Tribal Council #12
Yoda slowly hobbles over to the voting table with the help of his cane. Slowly he walks over…ever so slowly. The others wait with anticipation and bated breath and trepidation and even the willies. Still Yoda carefully walks over to the voting table…the tip tip tap of his cane echoing off the pre fab stone floor of the mock up runway the producers designed. Tip tip tap….tip tip tap…
An exasperated sigh comes from J.J. “Eh…any time there, Yoda…”
“Patients. Must learn patients. Old I am…need time to think I do too. Very difficult this vote is…most difficult.”
He then started to walk slower while at the same time all of us around the fire could have sworn we heard the little bugger giggling.
Finally he reached the table and grabbed a piece of parchment and a pen. Then he just stood there pen in hand, poised to write a name.
The other two contestants were on pin and needles, crimson and clover, howdy and doodie. Their anxiety was palpable. Not only that, I could begin to feel it too.
Still Yoda just stood there.
“Eh…Master Yoda…um…we don’t have all night you know….Just write down a name.”
Nothing.
“um….Yoda? Are you thinking?”
Still nothing.
I walk over to the voting table. “Master Yoda?”
“Zzzzzzzzz…..snort…..smack-smack…….Zzzzzzzzzzz……”
“YODA!!”
“Wha-Who where???? Oh…It’s you. What happened?”

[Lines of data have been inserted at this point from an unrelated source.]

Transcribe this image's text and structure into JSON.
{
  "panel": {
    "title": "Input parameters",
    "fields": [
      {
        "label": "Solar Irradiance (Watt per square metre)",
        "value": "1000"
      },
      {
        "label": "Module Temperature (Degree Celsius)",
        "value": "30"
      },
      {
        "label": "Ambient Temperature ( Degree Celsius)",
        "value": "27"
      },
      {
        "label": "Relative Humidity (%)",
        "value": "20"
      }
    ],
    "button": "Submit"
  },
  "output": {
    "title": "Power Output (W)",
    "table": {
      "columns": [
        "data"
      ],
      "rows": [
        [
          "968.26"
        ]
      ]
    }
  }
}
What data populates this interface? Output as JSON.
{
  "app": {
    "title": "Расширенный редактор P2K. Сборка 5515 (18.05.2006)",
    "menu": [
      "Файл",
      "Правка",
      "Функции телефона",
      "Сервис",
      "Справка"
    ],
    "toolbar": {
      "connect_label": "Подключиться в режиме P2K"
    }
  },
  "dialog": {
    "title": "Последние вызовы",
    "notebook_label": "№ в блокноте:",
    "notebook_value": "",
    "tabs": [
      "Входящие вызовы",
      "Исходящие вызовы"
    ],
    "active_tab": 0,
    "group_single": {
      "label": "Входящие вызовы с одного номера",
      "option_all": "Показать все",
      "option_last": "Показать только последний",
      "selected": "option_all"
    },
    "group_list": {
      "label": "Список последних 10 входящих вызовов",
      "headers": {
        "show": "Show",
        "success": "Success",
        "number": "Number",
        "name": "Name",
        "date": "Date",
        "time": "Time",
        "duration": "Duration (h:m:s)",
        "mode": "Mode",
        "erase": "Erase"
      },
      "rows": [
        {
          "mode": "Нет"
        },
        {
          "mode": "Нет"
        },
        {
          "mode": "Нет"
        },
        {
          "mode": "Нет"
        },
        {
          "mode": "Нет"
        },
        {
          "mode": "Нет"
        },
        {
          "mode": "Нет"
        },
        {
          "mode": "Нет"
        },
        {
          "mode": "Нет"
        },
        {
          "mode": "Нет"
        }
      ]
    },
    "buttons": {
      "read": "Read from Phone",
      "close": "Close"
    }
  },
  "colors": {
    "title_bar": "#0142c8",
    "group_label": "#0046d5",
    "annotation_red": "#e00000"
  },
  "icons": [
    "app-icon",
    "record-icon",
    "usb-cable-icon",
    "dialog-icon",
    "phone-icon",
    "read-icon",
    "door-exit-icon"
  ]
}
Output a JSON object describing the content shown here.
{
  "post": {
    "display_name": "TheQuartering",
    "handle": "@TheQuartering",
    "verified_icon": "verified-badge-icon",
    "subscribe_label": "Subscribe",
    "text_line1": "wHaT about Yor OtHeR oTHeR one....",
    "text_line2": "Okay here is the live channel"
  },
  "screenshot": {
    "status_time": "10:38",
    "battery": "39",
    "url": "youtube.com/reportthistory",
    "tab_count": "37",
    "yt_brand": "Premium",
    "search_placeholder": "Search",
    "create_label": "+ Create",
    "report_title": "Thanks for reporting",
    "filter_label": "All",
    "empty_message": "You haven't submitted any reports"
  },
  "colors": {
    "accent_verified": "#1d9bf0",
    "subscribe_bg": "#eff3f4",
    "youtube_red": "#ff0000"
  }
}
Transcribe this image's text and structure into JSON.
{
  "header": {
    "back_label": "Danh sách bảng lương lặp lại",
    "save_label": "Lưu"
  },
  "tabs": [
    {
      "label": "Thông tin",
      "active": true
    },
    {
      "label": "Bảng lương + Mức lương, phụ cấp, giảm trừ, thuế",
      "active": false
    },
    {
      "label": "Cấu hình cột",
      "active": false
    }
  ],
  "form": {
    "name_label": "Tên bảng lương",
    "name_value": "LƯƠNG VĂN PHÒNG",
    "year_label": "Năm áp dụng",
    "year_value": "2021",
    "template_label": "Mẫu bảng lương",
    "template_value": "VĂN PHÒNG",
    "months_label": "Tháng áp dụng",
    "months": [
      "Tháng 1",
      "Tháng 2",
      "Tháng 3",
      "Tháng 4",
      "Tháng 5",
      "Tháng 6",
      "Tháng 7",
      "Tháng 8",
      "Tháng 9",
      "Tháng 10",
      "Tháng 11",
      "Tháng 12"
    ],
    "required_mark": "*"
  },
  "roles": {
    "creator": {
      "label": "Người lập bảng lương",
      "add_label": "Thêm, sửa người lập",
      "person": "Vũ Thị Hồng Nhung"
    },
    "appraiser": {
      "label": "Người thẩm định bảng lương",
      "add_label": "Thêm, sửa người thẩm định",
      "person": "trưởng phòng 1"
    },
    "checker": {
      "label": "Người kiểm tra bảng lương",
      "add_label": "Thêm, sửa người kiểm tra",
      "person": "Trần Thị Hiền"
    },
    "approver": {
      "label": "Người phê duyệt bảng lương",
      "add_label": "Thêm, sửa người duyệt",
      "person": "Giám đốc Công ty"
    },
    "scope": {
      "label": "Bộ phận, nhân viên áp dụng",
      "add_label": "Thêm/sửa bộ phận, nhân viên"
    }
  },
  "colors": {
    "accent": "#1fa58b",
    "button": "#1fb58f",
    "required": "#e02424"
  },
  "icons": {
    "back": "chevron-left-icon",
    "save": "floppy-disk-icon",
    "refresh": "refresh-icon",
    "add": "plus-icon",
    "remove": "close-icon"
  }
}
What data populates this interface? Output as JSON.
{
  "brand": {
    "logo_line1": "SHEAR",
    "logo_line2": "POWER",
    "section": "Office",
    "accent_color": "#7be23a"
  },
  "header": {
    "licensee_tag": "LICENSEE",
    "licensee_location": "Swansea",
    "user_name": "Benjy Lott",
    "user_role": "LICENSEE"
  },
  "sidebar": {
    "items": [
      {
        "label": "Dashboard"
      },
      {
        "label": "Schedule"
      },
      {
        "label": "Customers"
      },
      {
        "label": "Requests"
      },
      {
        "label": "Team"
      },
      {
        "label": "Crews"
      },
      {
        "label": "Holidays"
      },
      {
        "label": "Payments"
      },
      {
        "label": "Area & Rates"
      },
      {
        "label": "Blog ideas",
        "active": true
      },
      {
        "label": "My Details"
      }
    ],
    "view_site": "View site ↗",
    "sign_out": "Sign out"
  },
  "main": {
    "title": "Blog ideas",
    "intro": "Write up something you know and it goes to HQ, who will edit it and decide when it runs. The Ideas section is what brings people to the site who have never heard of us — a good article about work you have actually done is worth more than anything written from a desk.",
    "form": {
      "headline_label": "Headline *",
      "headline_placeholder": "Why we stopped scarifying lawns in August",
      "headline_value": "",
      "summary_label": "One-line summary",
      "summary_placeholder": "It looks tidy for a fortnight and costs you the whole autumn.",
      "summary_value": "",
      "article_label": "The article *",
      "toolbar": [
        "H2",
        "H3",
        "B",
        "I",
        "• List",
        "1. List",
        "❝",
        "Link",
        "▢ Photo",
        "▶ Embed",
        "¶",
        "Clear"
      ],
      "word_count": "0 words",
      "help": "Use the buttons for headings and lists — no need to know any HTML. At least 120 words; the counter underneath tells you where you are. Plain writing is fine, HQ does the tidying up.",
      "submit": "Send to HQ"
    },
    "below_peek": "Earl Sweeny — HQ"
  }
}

”You fell asleep. How could you fall asleep at a tense moment like this? We’re all waiting for your vote!”
“Hummph! Hard to sleep in, the cave is. Very relaxing these torches are. Remind me of candle light dinner with Dolly, they do.”
“That’s all well and good, but you need to write down a name of the person you want voted off.”
“Yes, know this I do. Rush me, do not. For Jedi only, Force wedgies are not. Remember. Old I am. Much time I need to think. Perhaps Alzheimer’s I may have. Sad you would be if true, hmmm? Now step back you must. Write the name…I will now.”
And with pen in hand, Yoda carefully writes a name down and folds the paper up. J.J. quickly picks up the urn with the paper in it and takes it back to the fire pit. Yoda now quickly follows. “Don’t know why I couldn’t just say the name out loud. Faster it would be. More fun to watch person’s dreams shatter before me, it would be too.”
Yoda sits down and J.J. holds up the urn.
“The person voted off tonight will be asked to leave immediately…I’ll now read the vote…”
J.J. grabs the vote and unfolds it.
“………….The fourteenth person to be voted off….”
“…….of Survivor Tatooine……………………”
“…………………is……………….”
“……………this person here…………………..”
“……………..who's name is written on this piece of parchment………….”
“………………..which reads………………………”
“………………the name of……………………..”
“………………………?”
“Fluke Starbucker….the tribe has spoken.”
“As for the last two, you can head back to camp. You have all tomorrow to pack up everything you want to take with you and say goodbye to your camp in whatever fashion you want to. Then Tuesday come back here to tribal council and I will inform you on your final hurtle and the rules on becoming the sole Survivor. I’ll see you two then. Goodnight.”
4 Comments:
"Final hurdle"?!
Oh, Wookiee snot!
Poor Fluke, he dodged the proverbial bullet so many times only to have Yoda crush him like so. Is that a tear running down his cheek?
Personal this was not, Young Starbucker. A fine competitor you were. Though fun crushing you like a twig, it was.
And, yes Jinn, may the best short green living Jedi Council member over 800 years old win.
I was so sure Fluke was going to make it.